Lying in bed pissed on Boxing Day night, I was visited by the ghost of Christmas Future, dressed in a grey jacket with a velvet collar, hovering over my pit cackling and in a similar state, alcohol-wise, to myself. It seemed very happy, this ghost. It led me to a graveyard where it pointed, in jubilation, at a headstone which had the words ‘Kemi Badenoch 2024-2026’ on it. ‘You shouldn’t joke about people passing away, Nigel,’ I told this phantom a little sententiously. ‘She’s not actually dead, you idiot,’ replied the wraith, lighting a fag. ‘It’s a metaphor.’ When I awoke 12 hours later, my mobile phone flashed a message inviting me to join Reform UK, Europe’s fastest-growing political party. Incidentally, on the same night, my eldest son had a dream in which Ed Miliband was named as the new manager of Millwall and was relentlessly barracked by the crowd at The Den for his catastrophic net zero formation.

I suppose it was galling for Badenoch to hear Farage crowing, but she was unwise to take the bait

I suspect Sir Keir Starmer had a comparatively pleasant Christmas, despite having wrecked the economy and being about as popular with the voters as an Anglican priest who has just nonced a few altar boys.

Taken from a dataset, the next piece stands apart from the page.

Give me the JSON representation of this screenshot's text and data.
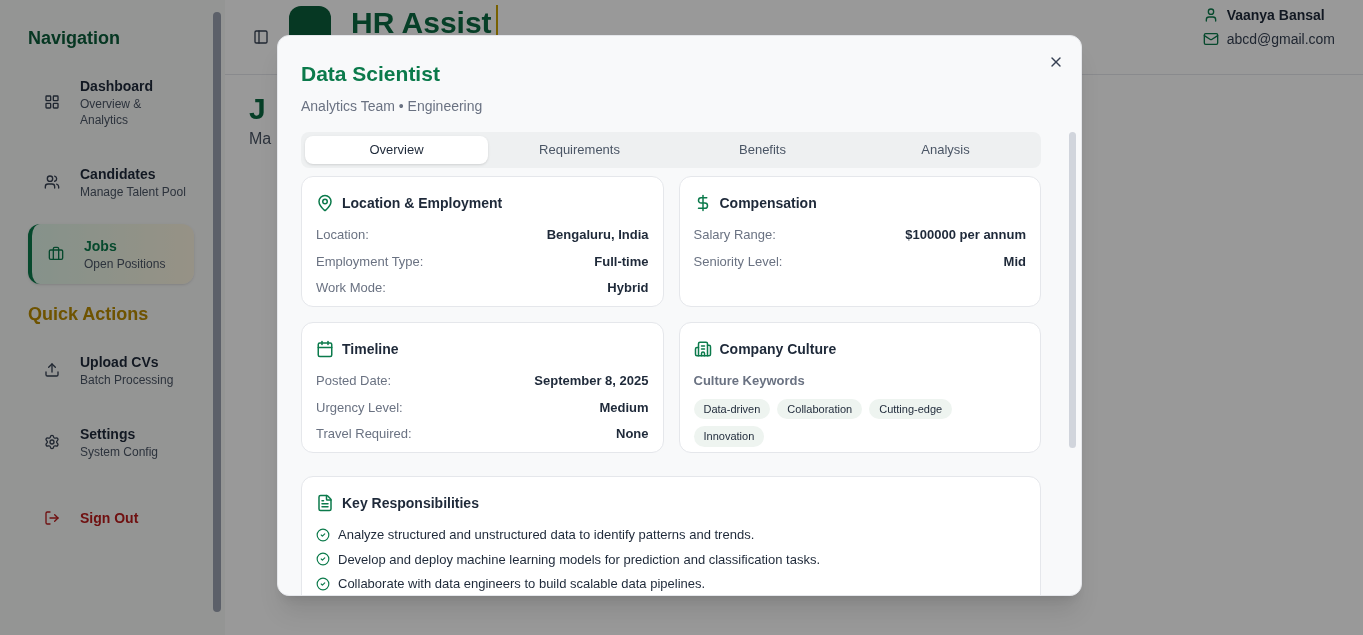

The sight of the leader of the opposition and Nigel Farage knocking seven bells out of each other will have cheered him considerably and comprised, in its own way, another Ghost of Christmas Future – Christmas 2029, when the right-of-centre vote is almost precisely divided between the Tories and Reform, leaving Labour still the largest party and able to make a deal with the absurd Liberal Democrats. That was precisely the scenario invoked by the latest mega poll. Of course, things can change. The question is how and why.

I suppose it was galling for Badenoch to hear Farage crowing that the number of Reform members now exceeds those in the Conservative party, but she was a little unwise in taking the bait.